Section: New Results

Common Basic Resources

Participants : Maxime Amblard, Clément Beysson, Philippe de Groote, Bruno Guillaume, Guy Perrier, Sylvain Pogodalla, Nicolas Lefebvre.

Crowdsourcing Complex Language Resources

Using a Wikipedia corpus, we showed that participants in a game with a purpose can produce quality dependency syntax annotations [44]. In [15], we have been considering a more complex corpus of scientific language. We ran an experiment aiming at evaluating the production of the participants of the game, and compared it to a gold corpus, annotated and adjudicated by experts of the domain.

We also ran two surveys on ZombiLingo's players, in order to better understand who they are and what their motivations in playing the game are, and improve the participation in the game [14].

Universal Dependencies

We participated to the development of new versions of the French part of the Universal Dependencies project (UD, http://universaldependencies.org/). Version 2.0 [58] was released in March 2017. In this version, a new French corpus UD_French-Sequoia was added. We built this corpus with an automatic conversion (using the Grew software) from the data built in the Sequoia project.

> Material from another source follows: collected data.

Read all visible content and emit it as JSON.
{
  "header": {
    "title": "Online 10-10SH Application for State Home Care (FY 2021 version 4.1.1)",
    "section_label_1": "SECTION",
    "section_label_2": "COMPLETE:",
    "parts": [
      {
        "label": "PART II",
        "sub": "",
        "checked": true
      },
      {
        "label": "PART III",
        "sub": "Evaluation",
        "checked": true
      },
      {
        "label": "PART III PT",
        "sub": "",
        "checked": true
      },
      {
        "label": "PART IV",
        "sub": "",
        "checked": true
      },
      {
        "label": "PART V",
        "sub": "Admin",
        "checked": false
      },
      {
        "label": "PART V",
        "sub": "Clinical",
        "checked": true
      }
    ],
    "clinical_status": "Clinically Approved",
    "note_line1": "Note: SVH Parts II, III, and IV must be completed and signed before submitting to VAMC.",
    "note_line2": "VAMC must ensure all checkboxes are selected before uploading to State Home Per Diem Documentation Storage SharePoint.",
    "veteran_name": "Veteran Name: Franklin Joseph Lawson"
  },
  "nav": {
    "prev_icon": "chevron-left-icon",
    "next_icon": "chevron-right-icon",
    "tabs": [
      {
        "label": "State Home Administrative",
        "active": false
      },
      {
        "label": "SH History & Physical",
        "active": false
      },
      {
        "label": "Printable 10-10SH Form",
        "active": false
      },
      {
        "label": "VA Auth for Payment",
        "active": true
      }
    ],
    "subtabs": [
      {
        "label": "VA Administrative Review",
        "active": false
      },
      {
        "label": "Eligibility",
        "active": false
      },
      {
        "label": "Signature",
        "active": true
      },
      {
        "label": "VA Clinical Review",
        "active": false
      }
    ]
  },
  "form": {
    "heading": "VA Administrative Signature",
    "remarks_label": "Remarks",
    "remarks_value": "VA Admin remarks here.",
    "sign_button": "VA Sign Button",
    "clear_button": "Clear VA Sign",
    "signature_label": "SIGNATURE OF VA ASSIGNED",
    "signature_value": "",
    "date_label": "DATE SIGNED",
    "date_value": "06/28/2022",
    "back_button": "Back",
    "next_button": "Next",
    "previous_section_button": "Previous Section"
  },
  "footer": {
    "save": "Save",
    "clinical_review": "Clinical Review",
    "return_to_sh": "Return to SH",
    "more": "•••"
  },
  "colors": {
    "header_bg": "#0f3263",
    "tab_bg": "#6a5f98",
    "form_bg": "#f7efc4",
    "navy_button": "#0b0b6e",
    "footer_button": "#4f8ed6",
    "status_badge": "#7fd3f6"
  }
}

Version 2.1 [24] was released in November 2017. The conversion process, using Grew, was applied to the FrenchTreebank corpus, and led to a new corpus in Universal Dependencies: UD_French-FTB. In version 2.1, we worked on the harmonization of the subset of French treebanks. The Grew software was used to explore, to check consistency, and to systematically correct the data.

The “enhanced dependencies” sketched in the UD 2.0 guidelines is a promising attempt in the direction of deep syntax, an abstraction of the surface syntax towards semantics. In [13] (collaboration with Marie Candito and Djamé Seddah), we proposed to go further and enrich the enhanced dependency scheme along two axes: extending the cases of recovered arguments of non-finite verbs, and neutralizing syntactic alternations. Doing so leads to both richer and more uniform structures, while remaining at the syntactic level, and thus rather neutral with respect to the type of semantic representation that can be further obtained. We implemented this proposal in two UD treebanks of French, using deterministic graph rewriting rules. Evaluation on a 200-sentence gold standard showed that deep syntactic graphs can be obtained from surface syntax annotations with a high accuracy. Among all semantic arguments of verbs in the gold standard, 13.91% are impacted by syntactic alternation normalization, and 18.93% are additional edges corresponding to deep syntactic relations.

In [16], we present a reflection on the annotation of written French corpora in syntax and semantics. This reflection is the result of work carried out on the SEQUOIA and the UD-FRENCH corpora.


There are two major levels of processing that are significant in the use of a computational semantic frameworks: semantic composition, for the construction of meanings, and inference, either to exploit those meanings, or to assist the determination of contextually sensitive aspects of meanings. FraCas is an inference test suite for evaluating the inferential competence of different NLP systems and semantic theories. Providing an implementation of the inference level was beyond the scope of FraCaS, but the test suite nevertheless provides an overview of a useful and theory- and system-independent semantic tool [37].

There currently exists a multilingual version of the resource for Farsi, German, Greek, and Mandarin. We started the translation into French. 10% of the resource has been translated so far as a testbed, in order to setup guidelines for the translations. We plan to complete the translation following these guidelines and use it as an experimental tool.